“Thank you,” she said, her voice barely audible.
He removed her other glove. “Did I ever tell you, when we first married, I never quite knew what you looked like? Your face changed every time I saw you. And when you came back from America, I had to look twice to make sure it was you.”
Ruffles on her gown brushed the back of his hand.
“So…if I’d been away for a little longer, I’d have been able to walk past you without you recognizing me?”
“I quite doubt it. Your eyes do not change. Your gait does not change. And your footsteps—I can always tell when you pass by my door.”
She let out a breath.
He touched her hair, the careful crown of it her maid had constructed earlier in the evening, pulled out two of the amethyst pins, and tossed them aside. They landed with small, muffled thuds against the carpet and the lace cloth spread upon her vanity table.
How long had he been curious about this day, this hour?
Since the Italian trip, certainly. Though if he had to be precise, he would guess it to have been that crucial meeting during which they wrested control of Cresswell & Graves from Mr. Graves’s subordinates.
He’d firmly buried that curiosity: A pact was a pact. They’d shaken hands on eight years and eight years he intended to keep his hands to himself.
But buried things had a funny way of sprouting roots and feelers just beneath the consciousness. So that when he did at last acknowledge it, he found himself facing not the same small seed of desire, but a jungle of lust.
And she, who felt as deeply and relentlessly as any other mortal, but kept such a serene facade, had she, too, hidden nuggets of yearning in the least frequented corners of her mind?
She kept a decided silence, but beneath his fingers there were tremors: She, with her ladylike, tightly laced ways, did not want to give in to something as common and vulgar as lust.
But he wanted her to. He wanted to break apart her facade piece by piece.
The very thought of it took his breath away. Eight years of platonic friendship, of keeping to affable yet firm limits of conduct, of not thinking about how it would be when they at last came together—
A subtle perfume rose from her skin, rich, golden, and mouthwatering. Lavender honey, that must be it: Their soap was made with not only distilled lavender essence, but also the lavender honey from their fields.
He inhaled her.
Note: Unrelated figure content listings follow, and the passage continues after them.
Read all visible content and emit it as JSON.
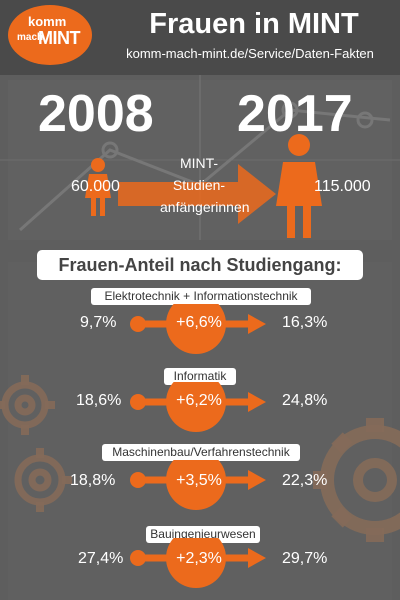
{
  "header": {
    "logo_line1": "komm",
    "logo_line2": "mach",
    "logo_line3": "MINT",
    "title": "Frauen in MINT",
    "subtitle": "komm-mach-mint.de/Service/Daten-Fakten"
  },
  "comparison": {
    "year_left": "2008",
    "year_right": "2017",
    "value_left": "60.000",
    "value_right": "115.000",
    "center_label_line1": "MINT-",
    "center_label_line2": "Studien-",
    "center_label_line3": "anfängerinnen"
  },
  "section": {
    "title": "Frauen-Anteil nach Studiengang:"
  },
  "courses": [
    {
      "label": "Elektrotechnik + Informationstechnik",
      "from": "9,7%",
      "change": "+6,6%",
      "to": "16,3%"
    },
    {
      "label": "Informatik",
      "from": "18,6%",
      "change": "+6,2%",
      "to": "24,8%"
    },
    {
      "label": "Maschinenbau/Verfahrenstechnik",
      "from": "18,8%",
      "change": "+3,5%",
      "to": "22,3%"
    },
    {
      "label": "Bauingenieurwesen",
      "from": "27,4%",
      "change": "+2,3%",
      "to": "29,7%"
    }
  ],
  "colors": {
    "accent": "#ec6a1c",
    "background": "#5e5e5e",
    "header_bg": "#4a4a4a"
  },
  "icons": [
    "female-figure-icon",
    "arrow-right-icon",
    "gear-icon"
  ]
}
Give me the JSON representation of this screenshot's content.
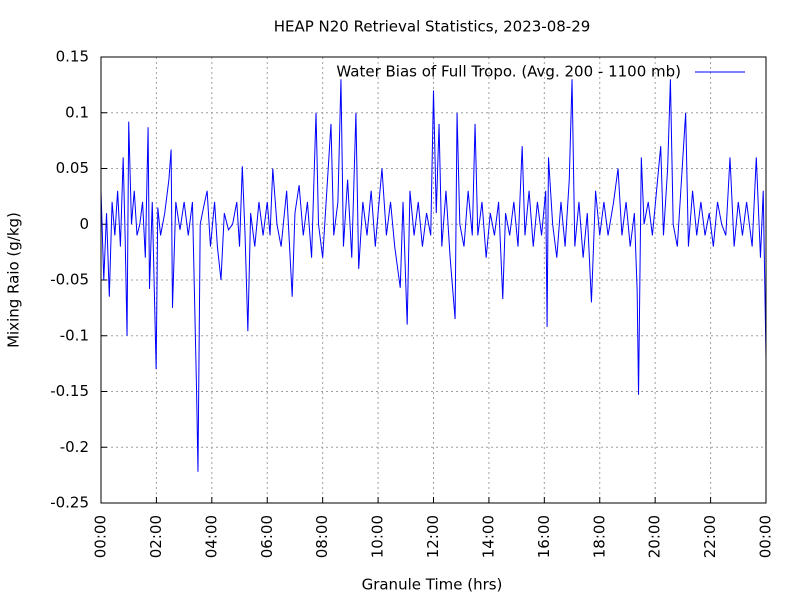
{
  "chart_data": {
    "type": "line",
    "title": "HEAP N20 Retrieval Statistics, 2023-08-29",
    "x_label": "Granule Time (hrs)",
    "y_label": "Mixing Raio (g/kg)",
    "xlim": [
      0,
      24
    ],
    "xticks": [
      {
        "value": 0,
        "label": "00:00"
      },
      {
        "value": 2,
        "label": "02:00"
      },
      {
        "value": 4,
        "label": "04:00"
      },
      {
        "value": 6,
        "label": "06:00"
      },
      {
        "value": 8,
        "label": "08:00"
      },
      {
        "value": 10,
        "label": "10:00"
      },
      {
        "value": 12,
        "label": "12:00"
      },
      {
        "value": 14,
        "label": "14:00"
      },
      {
        "value": 16,
        "label": "16:00"
      },
      {
        "value": 18,
        "label": "18:00"
      },
      {
        "value": 20,
        "label": "20:00"
      },
      {
        "value": 22,
        "label": "22:00"
      },
      {
        "value": 24,
        "label": "00:00"
      }
    ],
    "ylim": [
      -0.25,
      0.15
    ],
    "yticks": [
      -0.25,
      -0.2,
      -0.15,
      -0.1,
      -0.05,
      0,
      0.05,
      0.1,
      0.15
    ],
    "grid": true,
    "legend": "top-right",
    "x": [
      0,
      0.1,
      0.2,
      0.3,
      0.4,
      0.5,
      0.6,
      0.7,
      0.8,
      0.87,
      0.94,
      1.0,
      1.1,
      1.2,
      1.3,
      1.4,
      1.5,
      1.6,
      1.7,
      1.75,
      1.85,
      1.99,
      2.05,
      2.15,
      2.3,
      2.45,
      2.53,
      2.58,
      2.7,
      2.85,
      3.0,
      3.15,
      3.3,
      3.45,
      3.5,
      3.58,
      3.7,
      3.83,
      3.95,
      4.1,
      4.2,
      4.33,
      4.45,
      4.6,
      4.75,
      4.9,
      5.0,
      5.1,
      5.2,
      5.3,
      5.4,
      5.55,
      5.7,
      5.85,
      6.0,
      6.1,
      6.2,
      6.35,
      6.5,
      6.7,
      6.9,
      7.0,
      7.15,
      7.3,
      7.45,
      7.6,
      7.76,
      7.85,
      8.0,
      8.15,
      8.3,
      8.4,
      8.55,
      8.66,
      8.75,
      8.9,
      9.05,
      9.2,
      9.3,
      9.45,
      9.6,
      9.75,
      9.9,
      10.0,
      10.14,
      10.3,
      10.45,
      10.6,
      10.8,
      10.9,
      11.05,
      11.15,
      11.3,
      11.45,
      11.6,
      11.75,
      11.9,
      12.0,
      12.1,
      12.2,
      12.3,
      12.45,
      12.6,
      12.78,
      12.85,
      12.95,
      13.1,
      13.25,
      13.4,
      13.5,
      13.6,
      13.75,
      13.9,
      14.05,
      14.2,
      14.35,
      14.5,
      14.6,
      14.75,
      14.9,
      15.05,
      15.2,
      15.3,
      15.45,
      15.6,
      15.75,
      15.9,
      16.05,
      16.1,
      16.15,
      16.3,
      16.45,
      16.6,
      16.75,
      16.9,
      17.0,
      17.1,
      17.25,
      17.4,
      17.55,
      17.7,
      17.85,
      18.0,
      18.15,
      18.3,
      18.5,
      18.66,
      18.8,
      18.95,
      19.1,
      19.25,
      19.35,
      19.4,
      19.5,
      19.6,
      19.75,
      19.9,
      20.05,
      20.2,
      20.3,
      20.45,
      20.55,
      20.65,
      20.8,
      20.95,
      21.1,
      21.2,
      21.35,
      21.5,
      21.65,
      21.8,
      21.95,
      22.1,
      22.25,
      22.4,
      22.55,
      22.7,
      22.85,
      23.0,
      23.15,
      23.3,
      23.5,
      23.65,
      23.8,
      23.9,
      24.0
    ],
    "series": [
      {
        "name": "Water Bias of Full Tropo. (Avg. 200 - 1100 mb)",
        "color": "#0000ff",
        "values": [
          0.03,
          -0.05,
          0.01,
          -0.065,
          0.02,
          -0.01,
          0.03,
          -0.02,
          0.06,
          -0.01,
          -0.1,
          0.092,
          0.0,
          0.03,
          -0.01,
          0.0,
          0.02,
          -0.03,
          0.087,
          -0.058,
          0.02,
          -0.13,
          0.015,
          -0.01,
          0.01,
          0.04,
          0.067,
          -0.075,
          0.02,
          -0.005,
          0.02,
          -0.01,
          0.02,
          -0.15,
          -0.222,
          0.0,
          0.015,
          0.03,
          -0.02,
          0.02,
          -0.02,
          -0.05,
          0.01,
          -0.005,
          0.0,
          0.02,
          -0.02,
          0.052,
          -0.01,
          -0.096,
          0.01,
          -0.02,
          0.02,
          -0.01,
          0.02,
          -0.01,
          0.05,
          0.0,
          -0.02,
          0.03,
          -0.065,
          0.01,
          0.035,
          -0.01,
          0.02,
          -0.03,
          0.1,
          0.0,
          -0.03,
          0.03,
          0.09,
          -0.01,
          0.02,
          0.13,
          -0.02,
          0.04,
          -0.03,
          0.1,
          -0.04,
          0.02,
          -0.01,
          0.03,
          -0.02,
          0.01,
          0.05,
          -0.01,
          0.02,
          -0.02,
          -0.057,
          0.02,
          -0.09,
          0.03,
          -0.01,
          0.02,
          -0.02,
          0.01,
          -0.01,
          0.12,
          0.01,
          0.09,
          -0.02,
          0.03,
          -0.03,
          -0.085,
          0.1,
          0.0,
          -0.02,
          0.03,
          -0.01,
          0.09,
          -0.01,
          0.02,
          -0.03,
          0.01,
          -0.01,
          0.02,
          -0.067,
          0.01,
          -0.01,
          0.02,
          -0.02,
          0.07,
          -0.01,
          0.03,
          -0.02,
          0.02,
          -0.01,
          0.03,
          -0.092,
          0.06,
          0.0,
          -0.03,
          0.02,
          -0.02,
          0.04,
          0.13,
          -0.02,
          0.02,
          -0.03,
          0.01,
          -0.07,
          0.03,
          -0.01,
          0.02,
          -0.01,
          0.02,
          0.05,
          -0.01,
          0.02,
          -0.02,
          0.01,
          -0.06,
          -0.153,
          0.06,
          0.0,
          0.02,
          -0.01,
          0.03,
          0.07,
          -0.01,
          0.05,
          0.13,
          0.0,
          -0.02,
          0.04,
          0.1,
          -0.02,
          0.03,
          -0.01,
          0.02,
          -0.01,
          0.01,
          -0.02,
          0.02,
          0.0,
          -0.01,
          0.06,
          -0.02,
          0.02,
          -0.01,
          0.02,
          -0.02,
          0.06,
          -0.03,
          0.03,
          -0.12
        ]
      }
    ]
  }
}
It was only natural that next he bent his head and kissed her on her bare shoulder.
A white-hot heat pulsed from her shoulder to her fingertips. The intensity of it stunned Millie. Had he wrought permanent damage to her nerve endings? Would she wake up in the morning with no sensation at all in her extremities?
But no, he kissed her again, at the base of her neck, and liquid fire scorched her once more.
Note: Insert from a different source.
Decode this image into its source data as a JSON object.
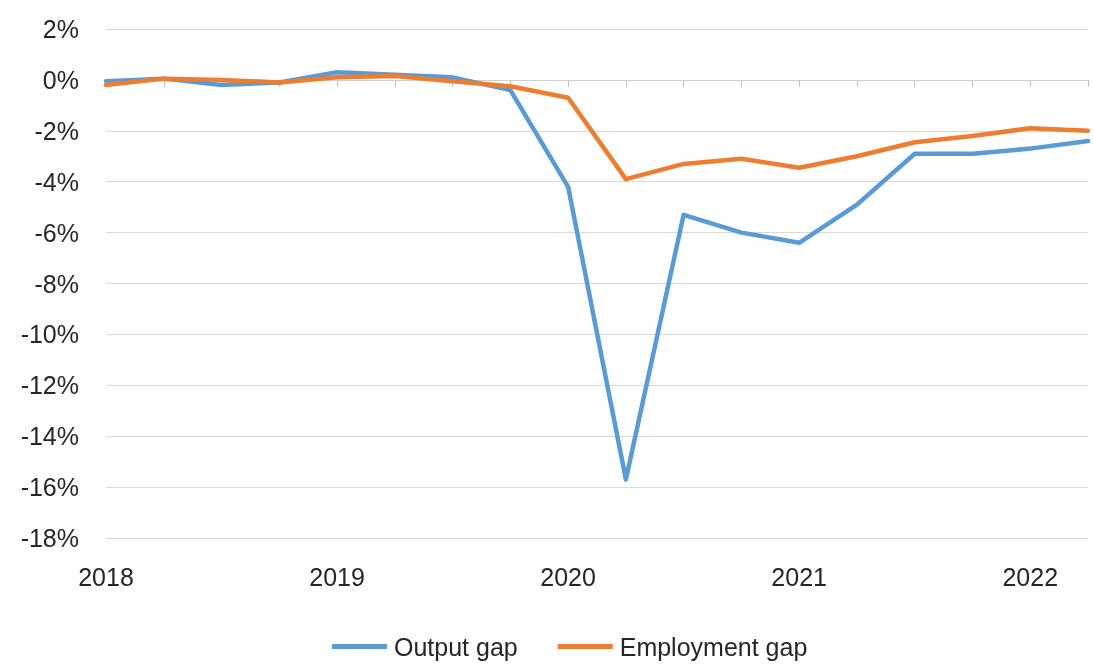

Faintly she became aware that he was still extracting her jeweled hairpins. They fell soundlessly upon the carpet. Equally faintly she saw the need to ask him not to do that. Or she’d have to remember to gather them up before Bridget came in the morning with her cocoa.
It would be too embarrassing for Bridget to know what had taken place during the night, especially as in six months’ time he would be doing exactly this with Mrs. Englewood, touching her arm, kissing her shoulder, taking down her dark, glossy hair.
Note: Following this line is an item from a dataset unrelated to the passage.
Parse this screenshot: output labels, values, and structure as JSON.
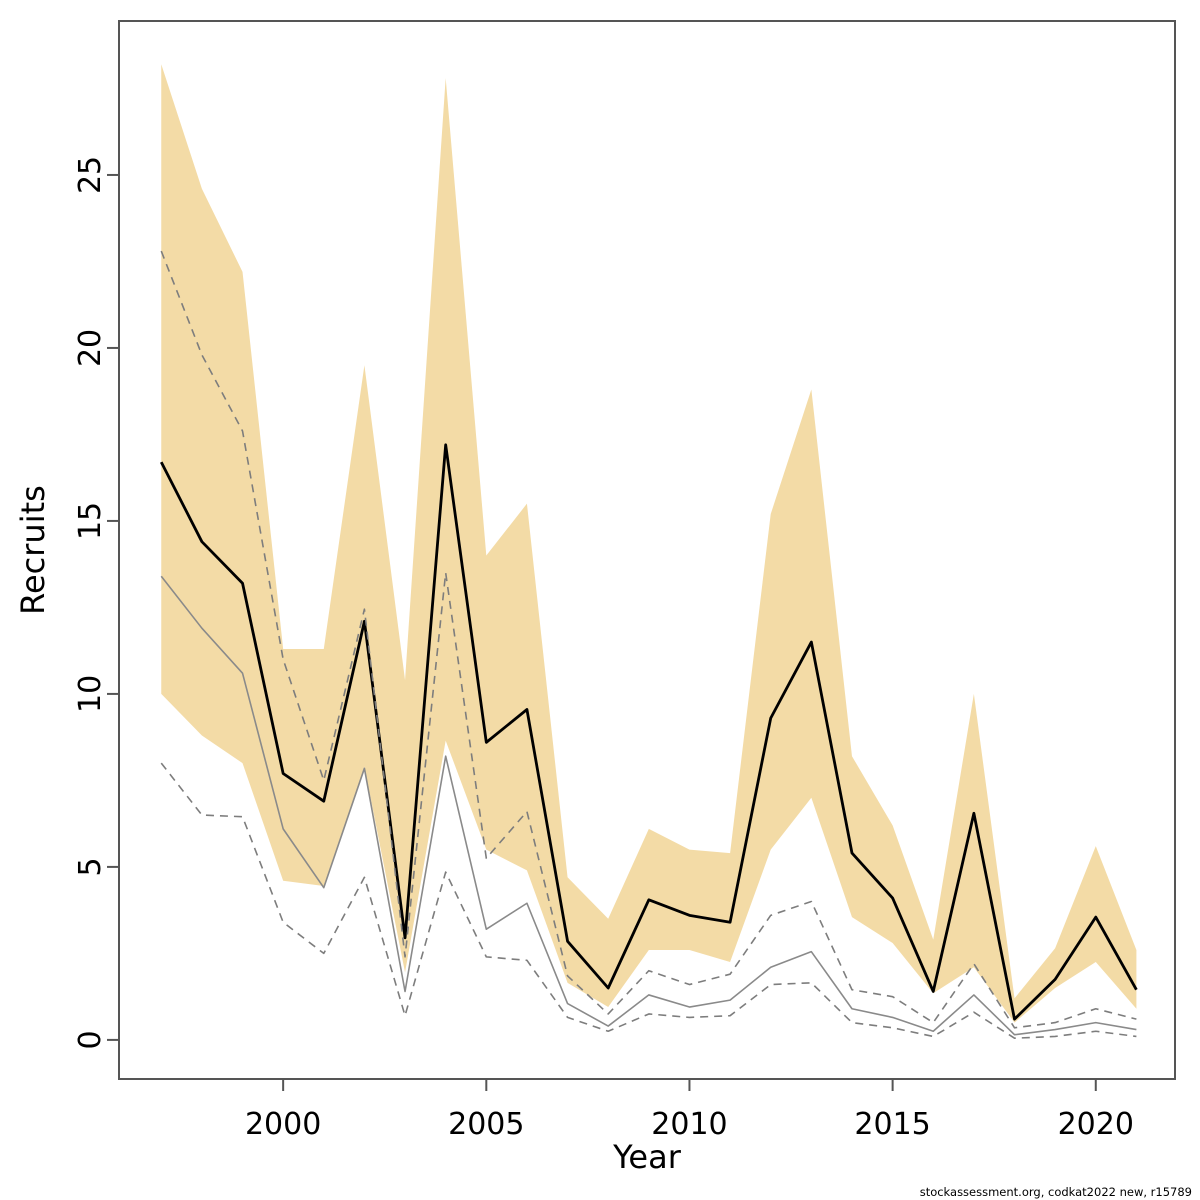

Except he’d be at it with much greater fervor and impatience, wouldn’t he, driven by a desire that had smoldered for more than a decade? None of this courtly consideration, these deliberate little touches that annihilated her but affected him not at all.
She was thankful for the dark. He might yet feel the tremors beneath her skin, but at least he would not glimpse the parting of her lips, or the closing of her eyes—involuntary reactions that she could not quite control, which would completely give away her pretense of amiable indifference.
He kissed her on her ear, a kiss with the barest hint of moisture to it. She could not breath for the electricity of it, a violent spark of pleasure that shook and scarred. His fingers caressed her shoulders. His lips pressed into her exposed nape. Dark, hot sensations spiked into her.
She clenched her teeth tight. Make no sounds. Do not, under any circumstances, make any sounds. If she remained as silent as the night, he would not know how she felt. He would not.
The buttons on her back gave away as if before a Mongol horde. The small cap sleeves at her shoulders sagged. He pushed them down, his hands lingering on the inside of her elbows.
The skirt of the ball gown was a monument of ruching and pleating. It contained so much understructure that even with the bodice of the gown hanging limply in defeat, it still stood upright on its own, stalwartly defending her virtue with silk ramparts and chiffon moats.
He simply lifted her bodily and—good Lord—did he kick her magnificent and costly ball gown out of the way?